Is the class of reducts of ordered fields axiomatizable?

Question

Let $(F,+,-,*,0,1,\leq)$ be an ordered field. We know that the class of ordered fields is axiomatizable, by definition. Is the $\{+,-,*,0,1\}$ class of reducts of ordered fields axiomatizable? And if it is, is it finitely axiomatizable?

Answer 1

Yes, a field $F$ admits an ordering iff $-1$ is not a sum of squares in $F$ (see Show that formally real fields can be totally ordered into ordered fields for instance). Such a field is called formally real. This gives an axiomatization, since for each $n$, "$-1$ is not a sum of $n$ squares" can be expressed in the first-order language of rings.

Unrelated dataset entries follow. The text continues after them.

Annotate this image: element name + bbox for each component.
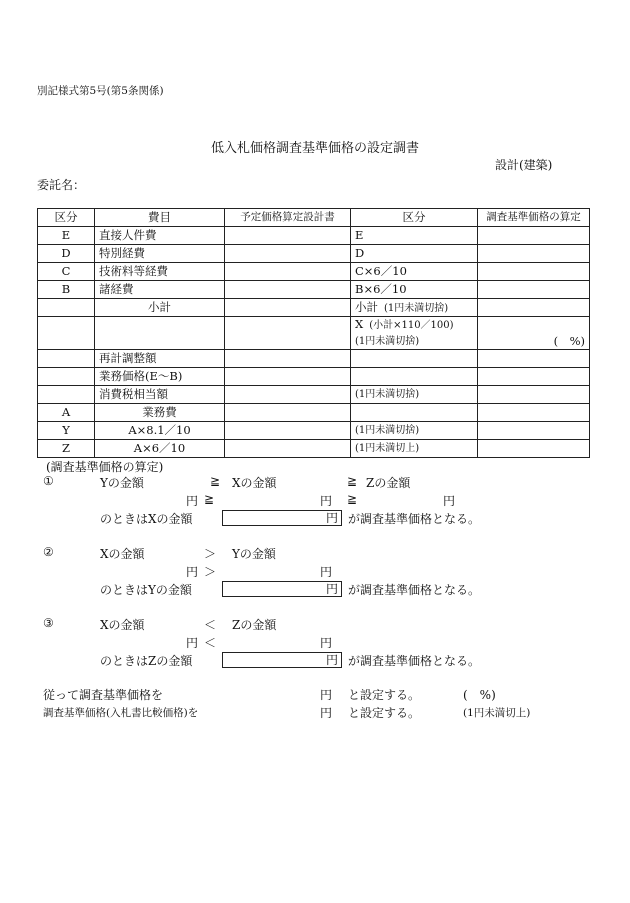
calc-cell	[351, 404, 478, 422]
yen-unit: 円	[186, 565, 199, 579]
footer-label: 従って調査基準価格を	[43, 688, 164, 702]
operator: ＞	[204, 565, 217, 579]
item-cell: 直接人件費	[95, 227, 225, 245]
design-cell	[225, 422, 351, 440]
operator: ≧	[204, 492, 215, 506]
code-cell: A	[38, 404, 95, 422]
result-cell	[478, 299, 590, 317]
category-label: 設計(建築)	[495, 158, 553, 172]
calc-cell	[351, 317, 478, 350]
yen-unit: 円	[320, 706, 333, 720]
yen-unit: 円	[325, 511, 338, 525]
header-cell: 区分	[351, 209, 478, 227]
header-cell: 調査基準価格の算定	[478, 209, 590, 227]
table-row	[38, 368, 590, 386]
design-cell	[225, 299, 351, 317]
table-row	[38, 263, 590, 281]
footer-note: (1円未満切上)	[463, 707, 531, 719]
code-cell	[38, 299, 95, 317]
calc-cell: C×6／10	[351, 263, 478, 281]
header-cell: 予定価格算定設計書	[225, 209, 351, 227]
section-heading: (調査基準価格の算定)	[46, 460, 164, 474]
yen-unit: 円	[186, 636, 199, 650]
result-cell	[478, 440, 590, 458]
table-row	[38, 245, 590, 263]
calc-label: 小計	[355, 299, 378, 314]
item-cell: 特別経費	[95, 245, 225, 263]
condition-number: ①	[43, 474, 54, 488]
code-cell: D	[38, 245, 95, 263]
yen-unit: 円	[325, 653, 338, 667]
table-header-row	[38, 209, 590, 227]
result-cell	[478, 263, 590, 281]
calc-label: X	[355, 317, 364, 331]
design-cell	[225, 350, 351, 368]
table-row	[38, 281, 590, 299]
calc-cell	[351, 350, 478, 368]
table-row	[38, 299, 590, 317]
code-cell: Z	[38, 440, 95, 458]
design-cell	[225, 281, 351, 299]
table-row	[38, 404, 590, 422]
design-cell	[225, 368, 351, 386]
condition-result: が調査基準価格となる。	[348, 512, 481, 526]
result-cell	[478, 245, 590, 263]
item-cell: 諸経費	[95, 281, 225, 299]
commission-label: 委託名：	[37, 178, 86, 192]
code-cell	[38, 368, 95, 386]
result-cell	[478, 422, 590, 440]
code-cell: E	[38, 227, 95, 245]
result-cell	[478, 227, 590, 245]
footer-note: ( %)	[463, 688, 496, 702]
result-cell	[478, 386, 590, 404]
calc-note: (小計×110／100)	[369, 320, 454, 331]
condition-when: のときはYの金額	[100, 583, 192, 597]
footer-text: と設定する。	[348, 688, 421, 702]
item-cell: 小計	[95, 299, 225, 317]
item-cell: 再計調整額	[95, 350, 225, 368]
calc-note: (1円未満切捨)	[355, 336, 420, 347]
calc-cell	[351, 299, 478, 317]
code-cell	[38, 386, 95, 404]
item-cell: A×8.1／10	[95, 422, 225, 440]
condition-number: ③	[43, 616, 54, 630]
item-cell	[95, 317, 225, 350]
code-cell	[38, 317, 95, 350]
cost-table	[37, 208, 590, 458]
yen-unit: 円	[443, 494, 456, 508]
yen-unit: 円	[186, 494, 199, 508]
yen-unit: 円	[320, 636, 333, 650]
item-cell: 消費税相当額	[95, 386, 225, 404]
result-cell	[478, 404, 590, 422]
footer-text: と設定する。	[348, 706, 421, 720]
calc-cell	[351, 368, 478, 386]
amount-box[interactable]	[222, 581, 342, 597]
operator: ≧	[347, 492, 358, 506]
operator: ≧	[210, 474, 221, 488]
table-row	[38, 440, 590, 458]
yen-unit: 円	[325, 582, 338, 596]
footer-label: 調査基準価格(入札書比較価格)を	[43, 707, 199, 719]
amount-box[interactable]	[222, 652, 342, 668]
form-id: 別記様式第5号(第5条関係)	[37, 85, 164, 97]
design-cell	[225, 386, 351, 404]
design-cell	[225, 227, 351, 245]
condition-result: が調査基準価格となる。	[348, 654, 481, 668]
amount-label: Yの金額	[232, 547, 276, 561]
header-cell: 区分	[38, 209, 95, 227]
table-row	[38, 227, 590, 245]
result-cell: ( %)	[478, 317, 590, 350]
result-cell	[478, 350, 590, 368]
amount-label: Xの金額	[100, 547, 145, 561]
operator: ＜	[204, 618, 217, 632]
code-cell	[38, 350, 95, 368]
condition-number: ②	[43, 545, 54, 559]
design-cell	[225, 245, 351, 263]
amount-label: Xの金額	[232, 476, 277, 490]
operator: ＞	[204, 547, 217, 561]
condition-when: のときはXの金額	[100, 512, 193, 526]
design-cell	[225, 404, 351, 422]
amount-label: Yの金額	[100, 476, 144, 490]
result-cell	[478, 368, 590, 386]
amount-label: Xの金額	[100, 618, 145, 632]
table-row	[38, 350, 590, 368]
page-title: 低入札価格調査基準価格の設定調書	[210, 141, 419, 156]
calc-cell: D	[351, 245, 478, 263]
calc-cell: B×6／10	[351, 281, 478, 299]
yen-unit: 円	[320, 494, 333, 508]
yen-unit: 円	[320, 565, 333, 579]
design-cell	[225, 263, 351, 281]
operator: ＜	[204, 636, 217, 650]
design-cell	[225, 440, 351, 458]
amount-box[interactable]	[222, 510, 342, 526]
calc-cell: E	[351, 227, 478, 245]
header-cell: 費目	[95, 209, 225, 227]
condition-result: が調査基準価格となる。	[348, 583, 481, 597]
result-cell	[478, 281, 590, 299]
yen-unit: 円	[320, 688, 333, 702]
item-cell: A×6／10	[95, 440, 225, 458]
code-cell: C	[38, 263, 95, 281]
code-cell: Y	[38, 422, 95, 440]
calc-cell: (1円未満切捨)	[351, 386, 478, 404]
amount-label: Zの金額	[232, 618, 277, 632]
design-cell	[225, 317, 351, 350]
table-row	[38, 317, 590, 350]
calc-note: (1円未満切捨)	[384, 302, 449, 314]
item-cell: 技術料等経費	[95, 263, 225, 281]
amount-label: Zの金額	[366, 476, 411, 490]
table-row	[38, 422, 590, 440]
condition-when: のときはZの金額	[100, 654, 193, 668]
item-cell: 業務価格(E〜B)	[95, 368, 225, 386]
table-row	[38, 386, 590, 404]
calc-cell: (1円未満切上)	[351, 440, 478, 458]
operator: ≧	[347, 474, 358, 488]
item-cell: 業務費	[95, 404, 225, 422]
code-cell: B	[38, 281, 95, 299]
calc-cell: (1円未満切捨)	[351, 422, 478, 440]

On the other hand, no finitely many of these axioms suffice, so formally real fields are not finitely axiomatizable. Indeed, it is known that for any $n$, there is a field in which $-1$ is not a sum of $n$ squares but it is a sum of $N$ squares for some $N>n$. Explicitly, if $N$ is a power of $2$ and $F$ is a formally real field, let $K$ be the field of fractions of the ring $F[x_1,\dots,x_{N}]/(1+x_1^2+\dots+x_N^2)$. Then clearly $K$ is not formally real (since $-1=x_1^2+\dots+x_N^2$ in $K$), but it can be shown that $-1$ is not a sum of fewer than $N$ squares in $K$. See $-1$ as sum of $k$ squares with $k$ least postive integer for more discussion.